The prawn tacos. Photo / Babiche Martens

It’s been ages since I saw a dozen people get up and pay individually — “one margarita please, plus a third of a bowl of nachos and one-twelfth of the guacamole dip” — but the staff were unfazed. And of course you can’t blame young people for counting every cent when cocktails cost $19 a pop.

I don’t know much about the owner of this place but the waitress told me he is 24 and also owns a nightclub, so perhaps removing home-ownership as a realistic goal has had an unexpected impact on Zoomer entrepreneurship.

“He’s standing outside,” she pointed, but I went out to meet him and there was nobody there. Why did she so badly want me out of her restaurant?

READ: Fonda Brings Solid Mexican Cuisine To Parnell

Somebody asked me to recommend a good Mexican the other day and I really struggled, so I’m pleased that next time I’ll be able to send them to this place, where the food is really, really strong.

I’m not sure it’s the most authentic — most of us know by now that hard shell tacos, for example, are an American invention rather than a traditional Mexican one — but it’ll take you back to the sort of food you probably grew up with in New Zealand, albeit with some modern updates.

No Auckland restaurant can make the numbers work without a raw fish dish, and here it is tuna, just little bits of it, dotted around a plate of otherwise pretty standard nachos — they even leave in the cheddar cheese. For some reason, it works, and that’s partly because of the quality of the corn chips, which I presume are house-made. They are very light and neutral in flavour — just an extremely crunchy little vehicle for the fresh ingredients.

The halloumi bean dip. Photo / Babiche Martens

There is other light food if you want it — a vegan salad, for example, or a “prawn cocktail taco” that is barely seasoned or sauced — but the most delicious stuff is fried. I loved a big chimichanga (a dish that originated in Tucson, about an hour north of the border) — a burrito filled with chicken and deep-fried to a golden crunch, served with a smoky yoghurt and some pink pickled onion.

I’m pretty sure the pork rib tacos were deep-fried too, and they were all the better for it. But if that sounds like too much for you the quesadilla is a much more approachable dish: a bean-tortilla sandwich, browned in a pan and served with sour cream and a surprisingly spicy salsa.

Actually, everything is pretty spicy here — from the condiments to the cocktails, rimmed with chilli flakes. I’m a spice fiend and had no occasion to open up the two complimentary bottles of chilli sauce on our table.

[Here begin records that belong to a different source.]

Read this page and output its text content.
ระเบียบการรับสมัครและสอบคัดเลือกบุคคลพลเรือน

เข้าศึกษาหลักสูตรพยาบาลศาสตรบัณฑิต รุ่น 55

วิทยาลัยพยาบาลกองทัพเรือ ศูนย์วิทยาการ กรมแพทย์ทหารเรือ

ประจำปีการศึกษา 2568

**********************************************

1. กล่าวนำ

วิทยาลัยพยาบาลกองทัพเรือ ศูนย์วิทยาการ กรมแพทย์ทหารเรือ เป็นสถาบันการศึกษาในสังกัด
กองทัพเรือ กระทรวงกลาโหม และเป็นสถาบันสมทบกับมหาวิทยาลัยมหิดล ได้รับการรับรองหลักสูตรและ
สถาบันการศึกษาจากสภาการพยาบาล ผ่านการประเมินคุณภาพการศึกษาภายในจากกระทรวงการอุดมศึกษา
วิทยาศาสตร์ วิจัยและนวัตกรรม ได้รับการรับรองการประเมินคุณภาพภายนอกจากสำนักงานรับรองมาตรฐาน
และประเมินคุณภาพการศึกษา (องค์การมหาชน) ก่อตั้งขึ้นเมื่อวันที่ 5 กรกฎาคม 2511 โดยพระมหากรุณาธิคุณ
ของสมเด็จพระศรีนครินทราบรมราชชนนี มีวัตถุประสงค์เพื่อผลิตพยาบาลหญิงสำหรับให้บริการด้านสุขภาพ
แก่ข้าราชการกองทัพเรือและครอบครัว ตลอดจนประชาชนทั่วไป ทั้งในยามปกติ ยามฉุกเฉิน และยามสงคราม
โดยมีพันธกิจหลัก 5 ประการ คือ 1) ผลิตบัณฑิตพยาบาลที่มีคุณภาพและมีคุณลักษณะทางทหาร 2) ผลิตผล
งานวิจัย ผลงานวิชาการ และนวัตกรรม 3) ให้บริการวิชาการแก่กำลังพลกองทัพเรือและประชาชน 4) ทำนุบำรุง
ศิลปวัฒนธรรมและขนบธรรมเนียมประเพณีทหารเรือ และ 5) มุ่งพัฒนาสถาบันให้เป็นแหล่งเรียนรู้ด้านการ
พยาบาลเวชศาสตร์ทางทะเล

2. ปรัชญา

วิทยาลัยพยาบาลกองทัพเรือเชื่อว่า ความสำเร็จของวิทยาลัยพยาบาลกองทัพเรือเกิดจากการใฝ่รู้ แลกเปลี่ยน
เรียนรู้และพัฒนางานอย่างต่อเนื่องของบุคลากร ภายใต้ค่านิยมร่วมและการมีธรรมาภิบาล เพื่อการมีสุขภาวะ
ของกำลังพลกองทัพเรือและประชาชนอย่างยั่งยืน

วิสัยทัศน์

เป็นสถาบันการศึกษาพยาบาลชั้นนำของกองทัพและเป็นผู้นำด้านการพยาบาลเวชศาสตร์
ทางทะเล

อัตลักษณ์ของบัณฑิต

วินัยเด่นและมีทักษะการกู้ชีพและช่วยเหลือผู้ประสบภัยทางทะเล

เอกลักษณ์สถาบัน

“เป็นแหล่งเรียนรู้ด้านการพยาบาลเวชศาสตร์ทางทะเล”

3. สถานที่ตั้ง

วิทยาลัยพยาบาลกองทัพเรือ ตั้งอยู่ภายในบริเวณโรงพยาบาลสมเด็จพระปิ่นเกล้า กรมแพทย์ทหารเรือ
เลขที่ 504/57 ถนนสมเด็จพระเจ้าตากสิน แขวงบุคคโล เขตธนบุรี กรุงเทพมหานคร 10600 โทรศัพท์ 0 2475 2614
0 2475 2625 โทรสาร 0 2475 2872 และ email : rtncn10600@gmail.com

What a winner this place is. I don’t know if this is the vibe they’re going for but it’d be great for families — crowd-pleasing food and strong drinks for Mum and Dad.

They’ve fitted it out so well that it really does feel like you’re in a flash Auckland restaurant, not, as is more common in this area, a seventh refresh of a tired gastropub.

If you’re a fan of this sort of food (and really, who isn’t?) drop in with some friends to De Nada, but be sure to book.